Personal information
- Full name: Eduardo Nicolás Tuzzio
- Date of birth: July 31, 1974 (age 51)
- Place of birth: Buenos Aires, Argentina
- Height: 1.83 m (6 ft 0 in)
- Position(s): Centre back

Senior career*
- Years: Team / Apps / (Gls)
- 1993–2001: San Lorenzo / 174 / (6)
- 1995–1996: → Quilmes (loan) / 40 / (1)
- 2001–2003: Olympique de Marseille / 22 / (0)
- 2003–2008: River Plate / 119 / (6)
- 2005–2006: → RCD Mallorca (loan) / 10 / (0)
- 2009–2013: Independiente / 105 / (4)
- 2013–2014: Ferro Carril Oeste / 49 / (5)

International career
- 2005–2007: Argentina / 2 / (0)

= Eduardo Tuzzio =

Argentine footballer (born 1974)

Eduardo Nicolás Tuzzio (born 31 July 1974) is an Argentinian former footballer.

==Career==
Tuzzio began his professional career in 1993 with San Lorenzo de Almagro. In 1995, he was loaned to Quilmes, staying there just one season before returning to San Lorenzo. In 2001, he was transferred to Olympique Marseille in France's Ligue 1, where he played for two seasons. He returned to Argentina joining River Plate in 2003. He played one season on loan for RCD Mallorca in Spain's La Liga, before returning to River in 2006.

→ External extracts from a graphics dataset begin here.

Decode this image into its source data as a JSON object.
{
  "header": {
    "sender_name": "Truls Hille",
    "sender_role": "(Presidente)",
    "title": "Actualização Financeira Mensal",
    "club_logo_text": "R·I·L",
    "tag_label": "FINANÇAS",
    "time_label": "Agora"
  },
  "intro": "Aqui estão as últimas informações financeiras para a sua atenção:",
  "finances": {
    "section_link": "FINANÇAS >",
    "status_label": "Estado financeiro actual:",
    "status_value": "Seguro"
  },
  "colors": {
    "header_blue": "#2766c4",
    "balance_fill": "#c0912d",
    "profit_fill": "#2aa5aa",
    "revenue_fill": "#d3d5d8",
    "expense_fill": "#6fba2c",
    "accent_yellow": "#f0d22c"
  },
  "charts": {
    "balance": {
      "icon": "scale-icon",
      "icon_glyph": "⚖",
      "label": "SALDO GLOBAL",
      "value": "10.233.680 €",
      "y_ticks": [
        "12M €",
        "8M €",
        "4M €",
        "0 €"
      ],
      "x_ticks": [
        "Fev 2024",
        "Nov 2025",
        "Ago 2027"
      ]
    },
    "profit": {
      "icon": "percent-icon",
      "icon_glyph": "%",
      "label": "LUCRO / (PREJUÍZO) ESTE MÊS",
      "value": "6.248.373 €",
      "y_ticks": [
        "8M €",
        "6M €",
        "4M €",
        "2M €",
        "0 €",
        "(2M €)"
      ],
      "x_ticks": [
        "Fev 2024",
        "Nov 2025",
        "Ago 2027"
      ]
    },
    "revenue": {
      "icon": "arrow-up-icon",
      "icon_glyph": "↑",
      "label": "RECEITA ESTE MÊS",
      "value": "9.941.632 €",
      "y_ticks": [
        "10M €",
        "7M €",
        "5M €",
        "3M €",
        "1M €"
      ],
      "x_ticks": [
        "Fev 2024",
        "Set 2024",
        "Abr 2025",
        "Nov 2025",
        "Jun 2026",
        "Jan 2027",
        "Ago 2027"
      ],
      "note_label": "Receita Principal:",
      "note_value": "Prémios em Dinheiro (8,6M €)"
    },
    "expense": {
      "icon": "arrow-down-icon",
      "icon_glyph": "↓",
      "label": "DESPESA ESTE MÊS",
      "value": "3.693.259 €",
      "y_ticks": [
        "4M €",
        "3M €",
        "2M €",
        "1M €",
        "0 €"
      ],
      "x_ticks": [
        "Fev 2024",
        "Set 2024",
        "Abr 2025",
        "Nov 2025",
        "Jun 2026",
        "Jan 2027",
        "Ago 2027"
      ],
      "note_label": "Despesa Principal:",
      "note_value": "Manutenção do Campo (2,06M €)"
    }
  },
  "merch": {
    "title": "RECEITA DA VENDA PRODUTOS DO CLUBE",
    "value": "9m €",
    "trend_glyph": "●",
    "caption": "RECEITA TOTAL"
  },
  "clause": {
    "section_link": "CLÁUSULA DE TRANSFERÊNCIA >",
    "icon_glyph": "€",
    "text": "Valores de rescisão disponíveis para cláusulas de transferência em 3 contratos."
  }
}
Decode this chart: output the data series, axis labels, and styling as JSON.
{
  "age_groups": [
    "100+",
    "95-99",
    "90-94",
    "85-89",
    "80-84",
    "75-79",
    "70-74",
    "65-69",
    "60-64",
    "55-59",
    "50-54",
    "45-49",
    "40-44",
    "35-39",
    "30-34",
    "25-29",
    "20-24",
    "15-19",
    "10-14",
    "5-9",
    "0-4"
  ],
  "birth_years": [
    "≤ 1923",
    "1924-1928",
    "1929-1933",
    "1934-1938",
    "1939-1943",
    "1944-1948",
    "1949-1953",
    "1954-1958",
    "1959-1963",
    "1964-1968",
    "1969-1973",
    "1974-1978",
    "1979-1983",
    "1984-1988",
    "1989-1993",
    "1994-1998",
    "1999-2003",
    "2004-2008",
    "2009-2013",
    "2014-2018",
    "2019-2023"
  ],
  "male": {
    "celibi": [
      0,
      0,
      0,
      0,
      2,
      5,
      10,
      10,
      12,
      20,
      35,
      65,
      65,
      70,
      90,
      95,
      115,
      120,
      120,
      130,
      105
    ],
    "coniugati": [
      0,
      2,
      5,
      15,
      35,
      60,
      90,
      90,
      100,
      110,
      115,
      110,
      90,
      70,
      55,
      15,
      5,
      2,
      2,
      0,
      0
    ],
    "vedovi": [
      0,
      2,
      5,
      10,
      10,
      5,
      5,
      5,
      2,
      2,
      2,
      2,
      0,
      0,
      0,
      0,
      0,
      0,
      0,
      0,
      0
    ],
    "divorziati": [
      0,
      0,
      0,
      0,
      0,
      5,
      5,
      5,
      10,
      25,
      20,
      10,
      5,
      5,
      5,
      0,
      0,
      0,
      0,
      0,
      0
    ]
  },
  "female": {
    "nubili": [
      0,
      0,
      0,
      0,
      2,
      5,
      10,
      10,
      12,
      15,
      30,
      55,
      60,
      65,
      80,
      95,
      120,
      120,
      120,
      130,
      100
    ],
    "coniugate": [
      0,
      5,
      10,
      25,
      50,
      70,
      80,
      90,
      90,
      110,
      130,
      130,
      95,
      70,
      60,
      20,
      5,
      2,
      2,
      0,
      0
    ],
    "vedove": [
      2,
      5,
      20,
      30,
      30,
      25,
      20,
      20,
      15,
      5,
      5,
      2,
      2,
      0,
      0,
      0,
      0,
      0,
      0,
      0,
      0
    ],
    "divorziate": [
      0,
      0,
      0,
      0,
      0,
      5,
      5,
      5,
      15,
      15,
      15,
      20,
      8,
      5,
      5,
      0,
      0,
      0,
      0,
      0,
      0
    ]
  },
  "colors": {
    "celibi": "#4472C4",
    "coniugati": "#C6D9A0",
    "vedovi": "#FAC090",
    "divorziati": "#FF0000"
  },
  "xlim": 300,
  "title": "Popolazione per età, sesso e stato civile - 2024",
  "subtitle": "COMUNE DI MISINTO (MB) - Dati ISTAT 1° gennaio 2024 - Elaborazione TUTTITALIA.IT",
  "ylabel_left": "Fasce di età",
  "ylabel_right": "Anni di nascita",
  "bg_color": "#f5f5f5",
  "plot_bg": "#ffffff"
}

Tuzzio transferred to Independiente following the 2008 Apertura.

==Honours==
- San Lorenzo
- Argentine Primera División (1): 2001 Clausura
- River Plate
- Argentine Primera División (3): 2003 Clausura, 2004 Clausura, 2008 Clausura
- Independiente
- Copa Sudamericana (1): 2010

==Personal life==
Tuzzio holds both Argentine and Italian nationality.

==International career==
Tuzzio was called up to training with the Argentina national football team in preparation for the 2007 Copa América. However, he was not part of the final squad. He earned his second cap against Chile on 18 April 2007.